Next-generation sequencing unravels homozygous mutation in glucose-6-phosphate isomerase, GPIc.1040G>A (p.Arg347His) causing hemolysis in an Indian infant.

INTRODUCTION: Inherited anemias diagnostic workup requires a step-wise algorithm. Causal genes implicated in congenital hemolytic anemia are numerous, making a gene-by-gene approach by Sanger sequencing time consuming, expensive and labour intensive. Targeted resequencing can be of great use in explaining these cases.

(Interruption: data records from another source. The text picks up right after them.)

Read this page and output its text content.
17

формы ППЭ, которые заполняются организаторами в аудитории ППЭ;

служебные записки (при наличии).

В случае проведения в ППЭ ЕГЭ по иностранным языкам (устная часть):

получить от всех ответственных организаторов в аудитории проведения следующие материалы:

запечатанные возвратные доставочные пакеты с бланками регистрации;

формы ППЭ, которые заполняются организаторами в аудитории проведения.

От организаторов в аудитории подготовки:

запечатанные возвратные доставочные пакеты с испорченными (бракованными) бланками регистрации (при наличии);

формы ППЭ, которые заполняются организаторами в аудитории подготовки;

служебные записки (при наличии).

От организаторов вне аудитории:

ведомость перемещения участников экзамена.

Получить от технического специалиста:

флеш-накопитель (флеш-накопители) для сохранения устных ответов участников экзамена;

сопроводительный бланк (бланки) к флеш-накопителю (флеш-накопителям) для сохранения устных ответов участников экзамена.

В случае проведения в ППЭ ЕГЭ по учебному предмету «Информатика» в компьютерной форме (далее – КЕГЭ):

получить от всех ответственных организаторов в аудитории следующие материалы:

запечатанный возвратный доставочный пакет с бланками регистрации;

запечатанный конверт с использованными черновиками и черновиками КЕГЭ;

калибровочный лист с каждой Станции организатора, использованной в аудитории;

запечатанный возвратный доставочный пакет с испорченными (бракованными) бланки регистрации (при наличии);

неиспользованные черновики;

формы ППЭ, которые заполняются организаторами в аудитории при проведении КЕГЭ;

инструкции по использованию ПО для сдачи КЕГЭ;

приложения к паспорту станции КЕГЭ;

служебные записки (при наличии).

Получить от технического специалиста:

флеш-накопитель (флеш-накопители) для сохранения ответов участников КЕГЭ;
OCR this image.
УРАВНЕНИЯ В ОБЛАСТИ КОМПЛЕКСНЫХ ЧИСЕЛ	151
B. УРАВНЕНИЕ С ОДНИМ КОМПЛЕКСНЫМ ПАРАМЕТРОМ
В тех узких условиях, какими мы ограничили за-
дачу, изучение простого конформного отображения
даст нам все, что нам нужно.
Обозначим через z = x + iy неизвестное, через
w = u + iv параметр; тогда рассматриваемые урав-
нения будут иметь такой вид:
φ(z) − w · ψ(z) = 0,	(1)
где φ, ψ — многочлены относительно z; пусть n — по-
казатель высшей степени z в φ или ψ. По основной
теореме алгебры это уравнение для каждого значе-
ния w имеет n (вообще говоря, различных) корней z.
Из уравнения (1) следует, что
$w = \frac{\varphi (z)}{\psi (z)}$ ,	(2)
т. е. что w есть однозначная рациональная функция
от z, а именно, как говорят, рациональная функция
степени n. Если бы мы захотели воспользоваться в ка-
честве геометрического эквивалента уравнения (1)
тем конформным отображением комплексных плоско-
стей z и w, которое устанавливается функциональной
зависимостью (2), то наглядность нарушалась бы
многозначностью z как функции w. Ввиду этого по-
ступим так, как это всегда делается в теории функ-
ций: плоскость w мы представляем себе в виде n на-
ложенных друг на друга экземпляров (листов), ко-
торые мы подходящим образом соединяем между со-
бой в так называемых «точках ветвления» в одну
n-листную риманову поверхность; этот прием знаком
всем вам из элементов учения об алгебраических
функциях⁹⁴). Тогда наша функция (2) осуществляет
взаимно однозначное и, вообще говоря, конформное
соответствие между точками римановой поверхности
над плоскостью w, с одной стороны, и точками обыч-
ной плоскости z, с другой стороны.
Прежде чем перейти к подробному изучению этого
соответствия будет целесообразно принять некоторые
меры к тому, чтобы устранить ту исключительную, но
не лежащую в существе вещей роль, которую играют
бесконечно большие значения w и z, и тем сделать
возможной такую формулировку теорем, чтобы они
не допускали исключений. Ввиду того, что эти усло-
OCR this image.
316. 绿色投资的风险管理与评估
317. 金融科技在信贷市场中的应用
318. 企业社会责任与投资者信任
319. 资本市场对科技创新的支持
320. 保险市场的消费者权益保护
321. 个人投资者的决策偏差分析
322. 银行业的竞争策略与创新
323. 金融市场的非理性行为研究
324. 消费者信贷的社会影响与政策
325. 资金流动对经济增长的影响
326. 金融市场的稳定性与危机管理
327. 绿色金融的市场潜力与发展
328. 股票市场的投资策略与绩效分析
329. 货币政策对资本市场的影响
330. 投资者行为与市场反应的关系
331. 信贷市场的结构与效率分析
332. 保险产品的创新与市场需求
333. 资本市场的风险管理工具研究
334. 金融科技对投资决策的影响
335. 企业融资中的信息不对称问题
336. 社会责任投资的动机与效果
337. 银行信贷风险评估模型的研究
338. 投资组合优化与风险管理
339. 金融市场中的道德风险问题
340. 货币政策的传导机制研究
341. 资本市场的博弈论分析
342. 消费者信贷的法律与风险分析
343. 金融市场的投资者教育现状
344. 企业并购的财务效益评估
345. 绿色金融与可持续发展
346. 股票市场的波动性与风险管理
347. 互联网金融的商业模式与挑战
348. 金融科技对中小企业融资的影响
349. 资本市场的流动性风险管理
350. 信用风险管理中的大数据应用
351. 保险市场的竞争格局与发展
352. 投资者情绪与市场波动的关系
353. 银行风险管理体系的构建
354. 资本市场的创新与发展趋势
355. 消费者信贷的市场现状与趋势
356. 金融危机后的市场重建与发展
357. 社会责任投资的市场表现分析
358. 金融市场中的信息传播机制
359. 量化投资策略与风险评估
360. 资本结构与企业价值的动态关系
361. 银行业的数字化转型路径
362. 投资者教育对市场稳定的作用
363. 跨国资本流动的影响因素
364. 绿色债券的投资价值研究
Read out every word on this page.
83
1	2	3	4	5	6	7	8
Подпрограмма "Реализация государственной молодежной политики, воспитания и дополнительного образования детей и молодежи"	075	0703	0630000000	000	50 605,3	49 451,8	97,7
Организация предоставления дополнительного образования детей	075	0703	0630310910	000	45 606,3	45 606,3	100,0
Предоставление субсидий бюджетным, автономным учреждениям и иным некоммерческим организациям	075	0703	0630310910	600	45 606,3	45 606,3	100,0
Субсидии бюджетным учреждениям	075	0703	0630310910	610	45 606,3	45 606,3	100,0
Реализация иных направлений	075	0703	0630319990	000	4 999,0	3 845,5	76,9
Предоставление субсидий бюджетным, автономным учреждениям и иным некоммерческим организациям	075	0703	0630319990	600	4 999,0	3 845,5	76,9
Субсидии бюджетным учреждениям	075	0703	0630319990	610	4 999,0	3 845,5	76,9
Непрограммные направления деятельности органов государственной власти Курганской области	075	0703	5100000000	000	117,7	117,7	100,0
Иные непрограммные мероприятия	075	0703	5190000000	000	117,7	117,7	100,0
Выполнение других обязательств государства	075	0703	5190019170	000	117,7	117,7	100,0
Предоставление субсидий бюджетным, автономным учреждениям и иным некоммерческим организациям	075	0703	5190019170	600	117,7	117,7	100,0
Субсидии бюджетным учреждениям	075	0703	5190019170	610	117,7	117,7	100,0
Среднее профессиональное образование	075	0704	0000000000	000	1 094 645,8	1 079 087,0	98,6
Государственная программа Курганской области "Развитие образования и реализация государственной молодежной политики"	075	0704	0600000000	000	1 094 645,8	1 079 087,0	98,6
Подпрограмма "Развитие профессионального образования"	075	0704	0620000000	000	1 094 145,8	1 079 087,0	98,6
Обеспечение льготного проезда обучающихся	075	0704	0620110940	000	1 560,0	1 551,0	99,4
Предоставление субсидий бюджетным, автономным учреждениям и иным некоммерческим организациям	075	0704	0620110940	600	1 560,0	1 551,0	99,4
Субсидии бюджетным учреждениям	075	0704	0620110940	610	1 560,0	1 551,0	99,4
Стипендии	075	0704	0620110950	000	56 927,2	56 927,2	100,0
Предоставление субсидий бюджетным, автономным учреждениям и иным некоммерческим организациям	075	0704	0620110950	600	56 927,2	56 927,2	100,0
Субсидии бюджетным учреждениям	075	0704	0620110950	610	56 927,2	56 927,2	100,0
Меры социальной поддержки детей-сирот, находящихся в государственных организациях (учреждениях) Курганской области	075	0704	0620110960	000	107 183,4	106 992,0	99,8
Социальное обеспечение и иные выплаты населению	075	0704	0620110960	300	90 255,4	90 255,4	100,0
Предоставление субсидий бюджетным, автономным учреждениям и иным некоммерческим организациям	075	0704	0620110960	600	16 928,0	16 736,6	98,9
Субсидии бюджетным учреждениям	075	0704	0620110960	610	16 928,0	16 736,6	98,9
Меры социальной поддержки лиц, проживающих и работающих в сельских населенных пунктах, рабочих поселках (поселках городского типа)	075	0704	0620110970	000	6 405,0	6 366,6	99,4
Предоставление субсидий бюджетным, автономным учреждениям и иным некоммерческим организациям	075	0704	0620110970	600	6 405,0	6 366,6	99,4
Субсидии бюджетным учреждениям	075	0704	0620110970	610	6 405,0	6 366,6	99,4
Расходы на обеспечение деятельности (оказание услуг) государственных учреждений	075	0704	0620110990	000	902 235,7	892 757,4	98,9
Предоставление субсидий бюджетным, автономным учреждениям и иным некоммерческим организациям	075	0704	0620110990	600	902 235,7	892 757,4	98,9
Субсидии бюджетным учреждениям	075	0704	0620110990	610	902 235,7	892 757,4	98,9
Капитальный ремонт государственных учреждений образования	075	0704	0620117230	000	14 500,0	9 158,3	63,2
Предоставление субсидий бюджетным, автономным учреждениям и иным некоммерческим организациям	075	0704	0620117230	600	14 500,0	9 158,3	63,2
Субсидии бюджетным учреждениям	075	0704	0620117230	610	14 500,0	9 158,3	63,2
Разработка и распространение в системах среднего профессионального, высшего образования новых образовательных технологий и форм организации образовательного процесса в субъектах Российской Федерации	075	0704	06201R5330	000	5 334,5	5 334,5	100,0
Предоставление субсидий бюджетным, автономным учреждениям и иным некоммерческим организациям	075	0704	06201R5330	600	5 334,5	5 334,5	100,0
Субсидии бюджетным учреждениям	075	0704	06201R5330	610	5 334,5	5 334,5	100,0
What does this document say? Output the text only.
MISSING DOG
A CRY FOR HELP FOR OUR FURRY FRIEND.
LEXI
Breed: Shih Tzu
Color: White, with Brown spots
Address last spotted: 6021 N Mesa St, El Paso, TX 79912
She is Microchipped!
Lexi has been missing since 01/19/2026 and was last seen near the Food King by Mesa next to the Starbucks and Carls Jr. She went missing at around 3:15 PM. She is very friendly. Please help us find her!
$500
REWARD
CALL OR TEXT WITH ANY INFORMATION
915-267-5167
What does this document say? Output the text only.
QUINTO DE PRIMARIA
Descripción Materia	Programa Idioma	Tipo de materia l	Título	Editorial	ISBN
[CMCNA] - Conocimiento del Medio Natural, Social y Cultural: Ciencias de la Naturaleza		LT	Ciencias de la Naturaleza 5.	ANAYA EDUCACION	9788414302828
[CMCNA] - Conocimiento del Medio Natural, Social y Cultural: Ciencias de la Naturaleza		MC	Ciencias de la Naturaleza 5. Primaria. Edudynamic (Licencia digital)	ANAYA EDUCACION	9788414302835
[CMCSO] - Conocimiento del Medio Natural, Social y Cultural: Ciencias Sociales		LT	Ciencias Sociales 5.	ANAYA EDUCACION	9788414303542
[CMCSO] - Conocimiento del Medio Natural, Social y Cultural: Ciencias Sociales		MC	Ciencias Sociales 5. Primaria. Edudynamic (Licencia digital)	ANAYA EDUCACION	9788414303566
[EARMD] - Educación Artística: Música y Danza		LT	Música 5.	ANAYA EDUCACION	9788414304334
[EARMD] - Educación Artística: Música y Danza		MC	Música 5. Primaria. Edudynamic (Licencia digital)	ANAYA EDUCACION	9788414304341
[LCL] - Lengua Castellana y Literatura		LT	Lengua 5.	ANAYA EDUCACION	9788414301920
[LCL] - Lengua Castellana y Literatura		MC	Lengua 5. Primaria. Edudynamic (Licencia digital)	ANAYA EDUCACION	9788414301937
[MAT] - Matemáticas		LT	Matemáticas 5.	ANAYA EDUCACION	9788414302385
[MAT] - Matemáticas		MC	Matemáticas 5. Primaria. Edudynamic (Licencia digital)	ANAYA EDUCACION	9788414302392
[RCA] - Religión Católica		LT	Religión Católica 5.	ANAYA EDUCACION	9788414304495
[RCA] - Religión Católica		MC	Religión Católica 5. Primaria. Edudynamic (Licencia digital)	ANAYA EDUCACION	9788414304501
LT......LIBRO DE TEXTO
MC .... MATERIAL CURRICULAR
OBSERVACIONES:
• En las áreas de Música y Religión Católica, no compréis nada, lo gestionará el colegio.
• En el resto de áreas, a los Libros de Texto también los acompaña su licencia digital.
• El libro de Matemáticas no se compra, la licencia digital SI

METHODOLOGY: Six months female presented with neonatal jaundice and negative family history. Clinical and laboratory evidences were suggestive of hemolytic anemia. G6PD deficiency, thalassemias, hemoglobinopathies, autoimmune hemolytic anemia, hereditary spherocytosis and pyruvate kinase deficiency were excluded. Targeted resequencing on Illumina MiSeq using TruSight One sequencing panel was performed to identify the causative mutations.

RESULTS: 35-40% of RBCs were acanthocytes and echinocytes. A missense homozygous mutation was found inglucose-6-phosphate isomerase, GPI [c.1040G>A (p.Arg347His), rs137853583] which results in nonspherocytic hemolytic anemia.

CONCLUSION: This study describes GPI p.Arg347His mutation for the first time from India and is the first report of red cell GPI deficiency diagnosed using NGS-based resequencing and highlights the potential of this technique in clinical practice.